Unincorporated community in the state of Oregon, United States

Pawn was a historic unincorporated community in Lane County in the U.S. state of Oregon. It lay at the headwaters of the North Fork Siuslaw River, where Sam Creek and West Branch join to form the river in the Siuslaw National Forest of the Central Oregon Coast Range. Downstream is the unincorporated community of Minerva, and further downstream, near the mouth of the river on the Siuslaw River is the city of Florence.

Pawn had a post office from 1915 to 1933. Four area residents combined the first letters of their last names—Poole, Ackerley, Worthington, and Nolen—to manufacture the post office name.
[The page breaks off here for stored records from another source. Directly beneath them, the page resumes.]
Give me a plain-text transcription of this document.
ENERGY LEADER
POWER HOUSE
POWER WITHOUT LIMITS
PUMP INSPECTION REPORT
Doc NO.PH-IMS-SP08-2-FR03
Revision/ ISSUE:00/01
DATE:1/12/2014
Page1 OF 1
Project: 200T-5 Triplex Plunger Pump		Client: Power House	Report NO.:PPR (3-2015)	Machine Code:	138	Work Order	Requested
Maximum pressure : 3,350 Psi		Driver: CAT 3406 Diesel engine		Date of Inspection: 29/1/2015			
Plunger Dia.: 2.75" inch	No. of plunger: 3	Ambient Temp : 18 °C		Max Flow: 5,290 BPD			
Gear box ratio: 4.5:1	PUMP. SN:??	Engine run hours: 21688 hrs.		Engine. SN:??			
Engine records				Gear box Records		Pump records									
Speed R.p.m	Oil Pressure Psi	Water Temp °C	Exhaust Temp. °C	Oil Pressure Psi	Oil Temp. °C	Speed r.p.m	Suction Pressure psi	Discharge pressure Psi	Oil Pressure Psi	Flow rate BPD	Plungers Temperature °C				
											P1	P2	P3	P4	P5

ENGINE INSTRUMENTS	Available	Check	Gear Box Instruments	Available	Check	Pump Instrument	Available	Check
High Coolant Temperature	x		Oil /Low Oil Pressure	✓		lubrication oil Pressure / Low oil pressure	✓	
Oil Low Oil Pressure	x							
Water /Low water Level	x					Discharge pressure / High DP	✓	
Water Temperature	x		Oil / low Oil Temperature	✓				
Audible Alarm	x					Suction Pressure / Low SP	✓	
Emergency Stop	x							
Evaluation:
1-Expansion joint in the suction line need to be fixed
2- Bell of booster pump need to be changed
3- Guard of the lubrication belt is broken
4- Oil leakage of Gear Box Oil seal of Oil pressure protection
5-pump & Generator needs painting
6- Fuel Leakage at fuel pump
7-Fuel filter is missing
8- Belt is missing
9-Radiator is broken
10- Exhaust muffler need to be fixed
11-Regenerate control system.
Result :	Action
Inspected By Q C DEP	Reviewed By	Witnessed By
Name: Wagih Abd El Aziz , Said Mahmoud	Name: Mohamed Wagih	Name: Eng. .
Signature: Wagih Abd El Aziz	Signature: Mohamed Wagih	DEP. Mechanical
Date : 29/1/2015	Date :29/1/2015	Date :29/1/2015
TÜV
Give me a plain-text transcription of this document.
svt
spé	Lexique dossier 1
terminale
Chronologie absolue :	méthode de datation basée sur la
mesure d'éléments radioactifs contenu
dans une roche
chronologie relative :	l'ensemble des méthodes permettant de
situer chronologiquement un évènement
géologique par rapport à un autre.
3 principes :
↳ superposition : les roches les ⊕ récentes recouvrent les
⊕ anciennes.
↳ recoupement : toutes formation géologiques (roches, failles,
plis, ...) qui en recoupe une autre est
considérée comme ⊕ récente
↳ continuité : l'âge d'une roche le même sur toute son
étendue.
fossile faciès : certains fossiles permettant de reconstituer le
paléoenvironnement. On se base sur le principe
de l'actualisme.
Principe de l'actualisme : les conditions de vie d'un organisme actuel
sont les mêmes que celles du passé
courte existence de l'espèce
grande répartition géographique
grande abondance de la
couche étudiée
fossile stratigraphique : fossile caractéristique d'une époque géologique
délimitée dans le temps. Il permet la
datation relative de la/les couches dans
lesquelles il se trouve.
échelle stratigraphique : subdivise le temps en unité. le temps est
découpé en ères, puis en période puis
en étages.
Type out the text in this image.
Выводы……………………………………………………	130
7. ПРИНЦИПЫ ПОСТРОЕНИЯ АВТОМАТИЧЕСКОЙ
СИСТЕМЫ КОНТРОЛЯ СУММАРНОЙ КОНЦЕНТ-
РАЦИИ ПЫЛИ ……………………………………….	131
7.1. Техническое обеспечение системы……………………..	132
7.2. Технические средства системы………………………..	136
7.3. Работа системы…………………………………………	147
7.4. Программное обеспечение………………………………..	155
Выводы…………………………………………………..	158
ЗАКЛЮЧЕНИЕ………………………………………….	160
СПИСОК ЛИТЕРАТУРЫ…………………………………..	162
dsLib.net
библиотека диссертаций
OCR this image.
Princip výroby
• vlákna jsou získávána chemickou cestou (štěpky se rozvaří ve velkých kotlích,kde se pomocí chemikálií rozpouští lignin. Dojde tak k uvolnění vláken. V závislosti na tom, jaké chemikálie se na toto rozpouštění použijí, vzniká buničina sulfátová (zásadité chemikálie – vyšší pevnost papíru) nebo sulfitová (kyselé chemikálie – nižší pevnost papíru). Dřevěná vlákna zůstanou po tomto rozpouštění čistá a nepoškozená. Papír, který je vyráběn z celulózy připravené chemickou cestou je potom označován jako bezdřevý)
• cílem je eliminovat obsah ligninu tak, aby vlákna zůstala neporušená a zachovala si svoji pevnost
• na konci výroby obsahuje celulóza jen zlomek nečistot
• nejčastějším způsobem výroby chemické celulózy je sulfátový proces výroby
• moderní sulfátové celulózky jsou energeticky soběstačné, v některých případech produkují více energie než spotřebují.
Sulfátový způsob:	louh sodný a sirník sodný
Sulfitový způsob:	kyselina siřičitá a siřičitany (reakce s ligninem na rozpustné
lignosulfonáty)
One of them, Monroe Poole, was the first postmaster. Mail reached Pawn by horse or wagon, sometimes transferred from a boat further downstream.

Before roads connected Pawn to Florence, the community had its own school for children in grades 1 through 8. Older children boarded in Florence, where they went to high school.

A 21st-century forest trail in the same general vicinity is named after the community. Pawn Trail, managed by the United States Forest Service, forms a 4000 ft loop through an old-growth forest. The trail, open all year, is about 18 mi from Florence, mostly via forest roads.